2- Some sections are not clearly written and some important details are missing.
Report
The authors consider the quantum cartpole problem and it's classical analog (which is not the classical cartpole problem). They apply the LQGC algorithm and the PPO (a Reinforcement Learning algorithm) with and without an estimator (the Kalman filter and an other PPO agent) in order to solve these problems (don't let the quantum or classical particle fall down the hill).
I do not recommend publication of this manuscript in SciPost Physics because it does not fulfill the acceptance criteria, in particular the expectations criteria: I think the system is quite simple and I do not think the methods and the results are too novel, given also ref.[7]. However the results are correct and interesting and I suggest publication in SciPost Physics Core.
Requested changes
1) The explanation of the quantum cartpole in not clear:
1a) at the beginning of page 4 they use $dt$ and $\Delta t$ and it is not clear if it is a typo or if they are different. Related to this, it is not clear if, when changing $N_{meas}$, the time between each measurement is proportionally varied (and thus the time between each control is constant) or if it is kept constant (and thus the time between each control changes).
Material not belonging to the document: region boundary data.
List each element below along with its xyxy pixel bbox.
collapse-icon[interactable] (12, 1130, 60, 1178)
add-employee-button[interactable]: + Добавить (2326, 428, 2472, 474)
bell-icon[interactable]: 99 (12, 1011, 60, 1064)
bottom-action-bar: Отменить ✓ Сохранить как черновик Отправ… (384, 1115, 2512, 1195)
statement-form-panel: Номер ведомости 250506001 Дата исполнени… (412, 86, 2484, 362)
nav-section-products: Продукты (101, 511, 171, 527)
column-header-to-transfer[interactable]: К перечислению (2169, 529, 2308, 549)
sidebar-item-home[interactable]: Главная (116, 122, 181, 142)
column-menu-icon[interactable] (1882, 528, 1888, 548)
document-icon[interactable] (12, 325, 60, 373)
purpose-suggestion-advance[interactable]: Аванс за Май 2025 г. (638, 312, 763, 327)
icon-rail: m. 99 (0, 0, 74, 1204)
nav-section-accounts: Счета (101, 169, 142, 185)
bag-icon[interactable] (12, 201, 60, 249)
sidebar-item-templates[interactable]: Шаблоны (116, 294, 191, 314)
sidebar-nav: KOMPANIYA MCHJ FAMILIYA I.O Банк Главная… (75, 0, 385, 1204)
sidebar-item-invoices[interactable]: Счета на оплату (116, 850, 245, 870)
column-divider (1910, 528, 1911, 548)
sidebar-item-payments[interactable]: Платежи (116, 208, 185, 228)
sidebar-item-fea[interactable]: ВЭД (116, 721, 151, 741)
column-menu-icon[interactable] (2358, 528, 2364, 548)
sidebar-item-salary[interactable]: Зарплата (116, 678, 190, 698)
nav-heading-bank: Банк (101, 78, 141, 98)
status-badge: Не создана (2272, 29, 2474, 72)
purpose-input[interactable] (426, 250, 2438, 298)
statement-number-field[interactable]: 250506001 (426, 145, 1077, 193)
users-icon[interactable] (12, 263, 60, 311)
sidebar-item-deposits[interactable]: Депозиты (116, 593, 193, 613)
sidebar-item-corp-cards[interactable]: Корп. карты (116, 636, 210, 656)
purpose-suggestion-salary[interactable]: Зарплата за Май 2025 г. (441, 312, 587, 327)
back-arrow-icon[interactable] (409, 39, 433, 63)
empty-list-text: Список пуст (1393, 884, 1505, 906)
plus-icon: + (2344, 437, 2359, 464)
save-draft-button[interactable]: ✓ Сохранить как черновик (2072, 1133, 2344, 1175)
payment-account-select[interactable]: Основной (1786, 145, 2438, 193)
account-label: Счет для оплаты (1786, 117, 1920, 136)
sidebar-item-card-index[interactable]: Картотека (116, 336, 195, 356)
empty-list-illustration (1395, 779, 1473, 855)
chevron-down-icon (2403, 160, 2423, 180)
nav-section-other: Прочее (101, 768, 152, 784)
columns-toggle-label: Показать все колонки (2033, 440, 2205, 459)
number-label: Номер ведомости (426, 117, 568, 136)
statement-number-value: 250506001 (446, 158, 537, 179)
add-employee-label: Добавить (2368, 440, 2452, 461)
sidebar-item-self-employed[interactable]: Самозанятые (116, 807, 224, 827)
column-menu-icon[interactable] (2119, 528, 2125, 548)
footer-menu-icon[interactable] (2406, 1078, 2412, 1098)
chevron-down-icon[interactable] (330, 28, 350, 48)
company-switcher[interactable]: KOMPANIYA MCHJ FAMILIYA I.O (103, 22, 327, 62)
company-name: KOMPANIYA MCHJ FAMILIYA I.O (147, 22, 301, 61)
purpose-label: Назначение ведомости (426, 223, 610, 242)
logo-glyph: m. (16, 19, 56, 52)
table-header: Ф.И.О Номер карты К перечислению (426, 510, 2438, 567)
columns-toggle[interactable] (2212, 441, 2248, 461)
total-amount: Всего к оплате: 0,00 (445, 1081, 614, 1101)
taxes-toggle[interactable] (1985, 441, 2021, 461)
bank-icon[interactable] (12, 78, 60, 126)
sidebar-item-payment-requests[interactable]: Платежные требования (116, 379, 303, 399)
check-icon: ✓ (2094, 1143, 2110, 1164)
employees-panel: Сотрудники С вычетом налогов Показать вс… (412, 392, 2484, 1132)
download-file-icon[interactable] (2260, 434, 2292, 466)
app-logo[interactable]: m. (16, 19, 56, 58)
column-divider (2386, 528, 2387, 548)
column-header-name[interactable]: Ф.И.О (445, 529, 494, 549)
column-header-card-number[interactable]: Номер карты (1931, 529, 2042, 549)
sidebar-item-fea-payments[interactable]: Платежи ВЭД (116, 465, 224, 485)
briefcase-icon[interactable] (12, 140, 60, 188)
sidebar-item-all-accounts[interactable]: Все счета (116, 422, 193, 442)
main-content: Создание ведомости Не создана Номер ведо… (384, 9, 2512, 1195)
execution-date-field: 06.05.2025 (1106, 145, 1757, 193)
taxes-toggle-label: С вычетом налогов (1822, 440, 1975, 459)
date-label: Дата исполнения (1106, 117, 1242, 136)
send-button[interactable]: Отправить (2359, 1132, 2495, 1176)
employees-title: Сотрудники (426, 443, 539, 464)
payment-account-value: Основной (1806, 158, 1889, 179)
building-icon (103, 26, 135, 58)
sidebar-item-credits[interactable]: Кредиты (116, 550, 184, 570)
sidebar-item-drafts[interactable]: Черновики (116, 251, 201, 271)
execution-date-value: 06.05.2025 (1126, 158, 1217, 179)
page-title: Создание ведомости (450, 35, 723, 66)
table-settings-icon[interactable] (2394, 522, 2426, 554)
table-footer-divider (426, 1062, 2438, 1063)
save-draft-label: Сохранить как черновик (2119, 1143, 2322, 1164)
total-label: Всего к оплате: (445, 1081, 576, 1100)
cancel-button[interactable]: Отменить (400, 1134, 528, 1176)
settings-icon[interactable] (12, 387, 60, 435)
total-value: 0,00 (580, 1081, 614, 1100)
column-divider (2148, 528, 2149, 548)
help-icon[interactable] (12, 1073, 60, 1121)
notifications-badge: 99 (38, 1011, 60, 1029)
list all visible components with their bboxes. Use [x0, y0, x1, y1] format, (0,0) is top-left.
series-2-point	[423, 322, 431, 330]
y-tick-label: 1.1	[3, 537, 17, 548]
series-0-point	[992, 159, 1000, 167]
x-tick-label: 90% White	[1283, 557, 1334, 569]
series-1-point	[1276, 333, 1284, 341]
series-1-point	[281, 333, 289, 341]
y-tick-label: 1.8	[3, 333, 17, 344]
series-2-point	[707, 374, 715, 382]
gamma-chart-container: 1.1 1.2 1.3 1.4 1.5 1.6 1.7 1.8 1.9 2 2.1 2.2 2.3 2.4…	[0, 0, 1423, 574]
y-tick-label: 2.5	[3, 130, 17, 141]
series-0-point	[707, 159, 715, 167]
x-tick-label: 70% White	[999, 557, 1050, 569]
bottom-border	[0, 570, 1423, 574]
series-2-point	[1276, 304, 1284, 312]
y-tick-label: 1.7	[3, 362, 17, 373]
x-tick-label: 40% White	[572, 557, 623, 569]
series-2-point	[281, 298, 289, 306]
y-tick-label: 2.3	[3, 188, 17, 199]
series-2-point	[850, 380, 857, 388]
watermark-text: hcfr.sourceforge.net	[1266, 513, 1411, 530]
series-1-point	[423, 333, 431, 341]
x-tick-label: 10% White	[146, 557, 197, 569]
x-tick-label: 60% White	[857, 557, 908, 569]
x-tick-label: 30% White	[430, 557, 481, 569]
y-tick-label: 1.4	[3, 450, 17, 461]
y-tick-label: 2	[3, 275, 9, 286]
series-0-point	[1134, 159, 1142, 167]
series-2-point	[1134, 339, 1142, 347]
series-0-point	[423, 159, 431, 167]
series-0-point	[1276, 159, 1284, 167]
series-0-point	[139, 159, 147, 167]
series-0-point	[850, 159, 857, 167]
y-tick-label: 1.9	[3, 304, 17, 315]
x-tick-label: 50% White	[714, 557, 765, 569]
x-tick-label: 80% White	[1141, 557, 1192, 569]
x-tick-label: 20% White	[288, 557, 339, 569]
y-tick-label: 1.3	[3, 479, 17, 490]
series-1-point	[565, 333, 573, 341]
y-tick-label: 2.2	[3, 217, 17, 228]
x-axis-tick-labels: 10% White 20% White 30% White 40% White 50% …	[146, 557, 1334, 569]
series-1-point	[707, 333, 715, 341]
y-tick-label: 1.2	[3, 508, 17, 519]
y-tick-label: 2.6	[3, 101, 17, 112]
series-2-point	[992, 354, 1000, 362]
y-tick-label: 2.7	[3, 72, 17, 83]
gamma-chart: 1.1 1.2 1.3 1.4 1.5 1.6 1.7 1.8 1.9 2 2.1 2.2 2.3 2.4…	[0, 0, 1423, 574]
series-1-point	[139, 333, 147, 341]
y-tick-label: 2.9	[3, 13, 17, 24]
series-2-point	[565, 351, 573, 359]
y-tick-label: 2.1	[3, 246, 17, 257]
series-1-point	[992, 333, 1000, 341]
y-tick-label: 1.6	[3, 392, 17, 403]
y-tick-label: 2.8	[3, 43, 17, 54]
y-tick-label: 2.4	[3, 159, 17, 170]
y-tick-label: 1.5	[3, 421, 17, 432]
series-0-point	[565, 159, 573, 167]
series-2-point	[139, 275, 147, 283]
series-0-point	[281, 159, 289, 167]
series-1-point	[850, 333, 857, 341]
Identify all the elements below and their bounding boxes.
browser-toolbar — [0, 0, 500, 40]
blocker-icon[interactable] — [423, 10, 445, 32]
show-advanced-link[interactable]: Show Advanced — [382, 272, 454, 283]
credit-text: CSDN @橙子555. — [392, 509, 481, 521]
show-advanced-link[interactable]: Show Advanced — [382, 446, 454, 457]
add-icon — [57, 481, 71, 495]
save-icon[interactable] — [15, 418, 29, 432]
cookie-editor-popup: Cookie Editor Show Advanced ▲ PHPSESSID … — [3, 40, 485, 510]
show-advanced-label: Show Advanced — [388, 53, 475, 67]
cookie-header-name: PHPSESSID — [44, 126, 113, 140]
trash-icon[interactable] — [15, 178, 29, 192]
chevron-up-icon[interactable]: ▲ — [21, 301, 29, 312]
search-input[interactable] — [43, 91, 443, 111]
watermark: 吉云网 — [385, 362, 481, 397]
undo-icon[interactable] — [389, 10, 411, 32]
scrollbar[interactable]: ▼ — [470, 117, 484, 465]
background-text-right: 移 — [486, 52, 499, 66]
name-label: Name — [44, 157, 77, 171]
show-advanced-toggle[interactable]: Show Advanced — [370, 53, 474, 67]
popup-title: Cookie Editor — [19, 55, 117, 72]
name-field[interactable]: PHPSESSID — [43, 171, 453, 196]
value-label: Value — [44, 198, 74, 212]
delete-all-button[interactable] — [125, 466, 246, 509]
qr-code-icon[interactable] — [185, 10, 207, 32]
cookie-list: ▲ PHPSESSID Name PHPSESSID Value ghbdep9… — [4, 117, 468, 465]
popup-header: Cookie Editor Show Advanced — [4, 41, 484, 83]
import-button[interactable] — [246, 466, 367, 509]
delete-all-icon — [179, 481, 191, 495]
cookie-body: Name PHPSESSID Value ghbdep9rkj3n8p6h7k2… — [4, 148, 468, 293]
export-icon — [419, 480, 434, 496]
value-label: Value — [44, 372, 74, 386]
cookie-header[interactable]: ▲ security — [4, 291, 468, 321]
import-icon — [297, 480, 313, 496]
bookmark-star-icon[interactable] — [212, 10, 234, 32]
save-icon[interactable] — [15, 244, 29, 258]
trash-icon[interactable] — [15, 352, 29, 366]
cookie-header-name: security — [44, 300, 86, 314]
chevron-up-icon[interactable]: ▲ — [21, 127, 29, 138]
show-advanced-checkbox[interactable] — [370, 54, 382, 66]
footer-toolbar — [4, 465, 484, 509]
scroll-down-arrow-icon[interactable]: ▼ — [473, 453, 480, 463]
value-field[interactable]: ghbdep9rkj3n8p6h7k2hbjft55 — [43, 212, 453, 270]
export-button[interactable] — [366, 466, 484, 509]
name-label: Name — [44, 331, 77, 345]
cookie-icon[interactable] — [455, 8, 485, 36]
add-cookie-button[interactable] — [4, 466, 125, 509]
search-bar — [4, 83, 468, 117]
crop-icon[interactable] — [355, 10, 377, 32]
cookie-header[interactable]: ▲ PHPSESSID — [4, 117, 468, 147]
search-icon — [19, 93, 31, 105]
2) It is not clear how the estimator agent is then used in the control agent. This detail is very important in order to have a fair comparison between the performance of the control agents with and without state estimators. In fact, it is important to clarify that the "control agent + estimator agent" do not have access to more information about the system than the "control agent" alone. Otherwise the improvement in performance is obvious.
Report #1 by Anonymous (Referee 1) on 2024-2-7 (Invited Report)
- Cite as: Anonymous, Report on arXiv:2311.00756v1, delivered 2024-02-07, doi: 10.21468/SciPost.Report.8513
Strengths
Extensive analysis of the quantum cartpole stabilization using reinforcement learning
Weaknesses
Technical language
Missing information in main text on assessment criteria
Report
The paper is an interesting and detailed numerical study of the efficiency of a feedback-based control algorithm. The study is performed for the dynamics of the classical and quantum cartpole, with and without state estimator and for different potentials.
The language is quite technical, the authors use several acronyms and remaind the reader to the appendix - also for important definitions without which the text results hard to understand.
The authors do not explain the criteria they employ for assessing the performance. This concerns Fig. 3, 4, and 6 (Here t_termination, not defined, appears on another unspecified scale, different from the one of Fig. 3 and 4). I could not find any explanation of the white line in Fig. 4.
This paper could be published in some form after the authors have revised the text. In view of the acceptance criteria of SciPost Physics (https://scipost.org/SciPostPhys/about#criteria) I cannot recommend this work: the advance with respect to the existing paper of Wang et al (Ref. [7] of this paper) is majorly technical. On the other hand, the work here presented is useful and contains interesting ideas for future works. I therefore recommend to consider the paper for publication in SciPost Physics Core.
Requested changes
See report